By Garth A. Rattray
This is such a sensitive topic that I need to make several declarations up front. Nevertheless, some will make it their mission to email and decry my personal opinion on this very touchy matter.
Because sexuality is such a complex psychological matter, there is no hard and fast or fully satisfactory explanation of why some people are heterosexual, bisexual or homosexual.
A fair number of people opine that sexuality is a purely lascivious choice (and, therefore, totally avoidable); some say it's a malady (and, therefore, treatable with psychological/medical intervention); others seem to believe that it's like a satanic possession (and, therefore, amenable to spiritual healing); while some think it's as a result of molestation at a stage within the child's life when sexuality is not securely anchored to any particular side of the 'sexual stream'.
However, having grown up in a home where bias and prejudice were eschewed, and even forbidden; and having listened attentively to homosexual men and women explain their emotions to me in my doctor's office, I believe that sexual leaning is mostly inborn, sometimes instilled and fewer times investigative (this last group of individuals also tend to be unrestrained and risk-taking).
Notwithstanding all of the above, I, like many other people who believe that they understand and, therefore, tolerate the spectrum of human sexuality, would have preferred if 'marriage' were left for heterosexual couples only. It seems to me that there needs to be something uniquely defining about the heterosexual marriage. I find the concept of same-gender marriage confusing - since such a union is not Mr and Mrs, is it Mr and Mr, or Mrs and Mrs?
Personal, political declaration
On May 9, United States President Barack Obama openly supported same-sex marriage and, therefore, his disagreement with the Defence of Marriage Act (DOMA - in effect since September 1996), which defines 'marriage' as the union between one man and one woman. I saw his utterance as a personal and political declaration. This dividing issue has social, legal, political and religious ramifications (yes, religion is also in flux).
Quite frankly, I found the resultant furore somewhat curious in a country where open homosexuality has become very popular. Movies, music, the military, situation comedies, plays, advertising, comedic stage performances, the electronic and print media, the courts all affirm an overall acceptance of the lifestyle.
I am not arguing about whether or not that is a good/right or a bad/wrong thing. My view is that the next step, the 'evolution of the homosexual lifestyle', would end up with such couples needing a marriage of some sort in order to protect and enjoy the rights conferred on other couples.
I wondered why homosexual couples were making such a big deal by insisting on civil marriages instead of civil unions or domestic partnerships (both of which are legally accepted in several states). I discovered that whereas civil marriage carries status, an expectation of commitment, tax benefits, social-security benefits, retirement benefits, leave, family benefits, spousal and family decisions for incapacitated or incompetent persons, the ability to divorce, rights in hospital visits, health-care decisions and the death of a spouse, health and life insurance benefits - those do not automatically apply to civil unions or domestic partnerships.
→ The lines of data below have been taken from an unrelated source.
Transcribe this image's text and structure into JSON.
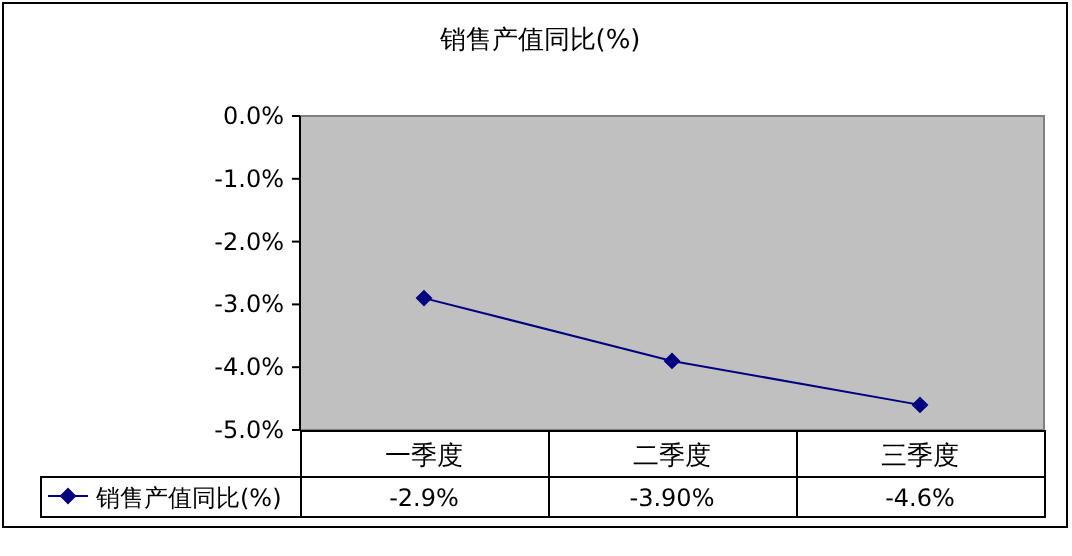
{
  "chart_data": {
    "type": "line",
    "title": "销售产值同比(%)",
    "categories": [
      "一季度",
      "二季度",
      "三季度"
    ],
    "series": [
      {
        "name": "销售产值同比(%)",
        "color": "#000080",
        "values": [
          -2.9,
          -3.9,
          -4.6
        ],
        "value_labels": [
          "-2.9%",
          "-3.90%",
          "-4.6%"
        ]
      }
    ],
    "ylim": [
      -5,
      0
    ],
    "yticks": [
      {
        "value": 0,
        "label": "0.0%"
      },
      {
        "value": -1,
        "label": "-1.0%"
      },
      {
        "value": -2,
        "label": "-2.0%"
      },
      {
        "value": -3,
        "label": "-3.0%"
      },
      {
        "value": -4,
        "label": "-4.0%"
      },
      {
        "value": -5,
        "label": "-5.0%"
      }
    ],
    "marker": "diamond",
    "line_style": "solid",
    "legend": "bottom",
    "grid": false
  }
}
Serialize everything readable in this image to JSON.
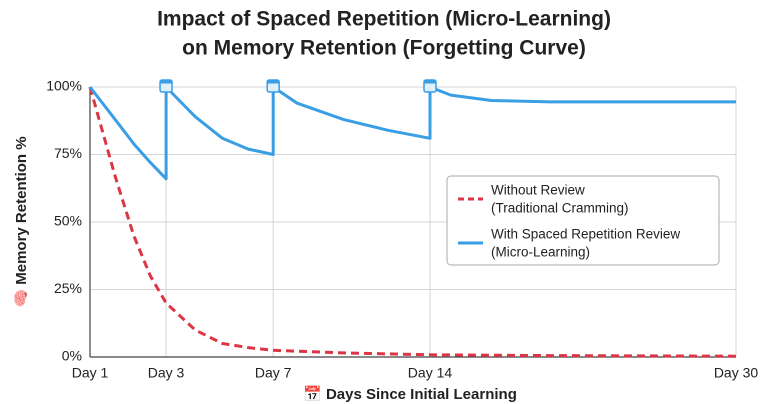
{
  "chart_data": {
    "type": "line",
    "title": [
      "Impact of Spaced Repetition (Micro-Learning)",
      "on Memory Retention (Forgetting Curve)"
    ],
    "y_label": "🧠 Memory Retention %",
    "x_label": "📅 Days Since Initial Learning",
    "xlim": [
      1,
      30
    ],
    "ylim": [
      0,
      100
    ],
    "xticks": [
      {
        "value": 1,
        "label": "Day 1"
      },
      {
        "value": 3,
        "label": "Day 3"
      },
      {
        "value": 7,
        "label": "Day 7"
      },
      {
        "value": 14,
        "label": "Day 14"
      },
      {
        "value": 30,
        "label": "Day 30"
      }
    ],
    "yticks": [
      {
        "value": 0,
        "label": "0%"
      },
      {
        "value": 25,
        "label": "25%"
      },
      {
        "value": 50,
        "label": "50%"
      },
      {
        "value": 75,
        "label": "75%"
      },
      {
        "value": 100,
        "label": "100%"
      }
    ],
    "review_days": [
      3,
      7,
      14
    ],
    "grid": true,
    "legend": "right",
    "series": [
      {
        "name": [
          "Without Review",
          "(Traditional Cramming)"
        ],
        "color": "#dc3545",
        "dashed": true,
        "x": [
          1,
          1.5,
          2,
          2.5,
          3,
          4,
          5,
          6,
          7,
          10,
          14,
          20,
          30
        ],
        "values": [
          100,
          67,
          45,
          30,
          20,
          10,
          5,
          3.5,
          2.5,
          1.5,
          0.8,
          0.5,
          0.3
        ]
      },
      {
        "name": [
          "With Spaced Repetition Review",
          "(Micro-Learning)"
        ],
        "color": "#3a9ee4",
        "dashed": false,
        "x": [
          1,
          1.5,
          2,
          2.5,
          3,
          3,
          4,
          5,
          6,
          7,
          7,
          8,
          10,
          12,
          14,
          14,
          15,
          17,
          20,
          30
        ],
        "values": [
          100,
          88,
          79,
          72,
          66,
          100,
          89,
          81,
          77,
          75,
          100,
          94,
          88,
          84,
          81,
          100,
          97,
          95,
          94.5,
          94.5
        ]
      }
    ]
  }
}
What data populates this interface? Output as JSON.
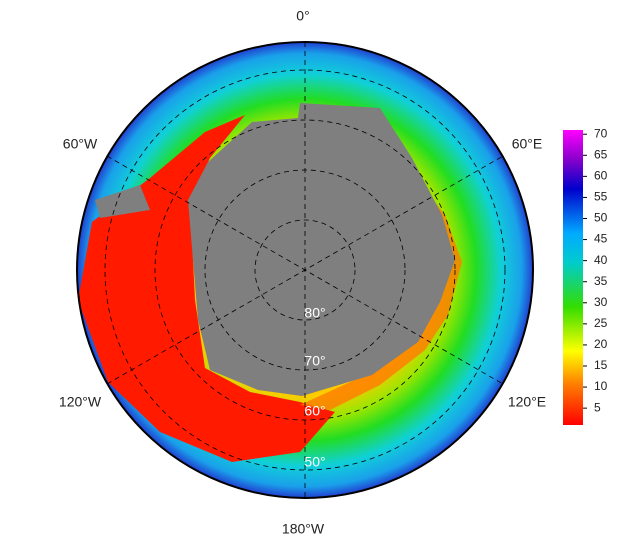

Aside from all that, I also learned that homosexual couples want civil marriages because only that institution represents an expression of love between two people.
Since what I call 'gay-force winds' are blowing away traditional mores, it looks as if 'marriage' is going to be redefined sooner or later (at least in the USA), perhaps a compromise can be found in naming such unions, 'non-traditional marriage'. A nomenclatural distinction is definitely needed.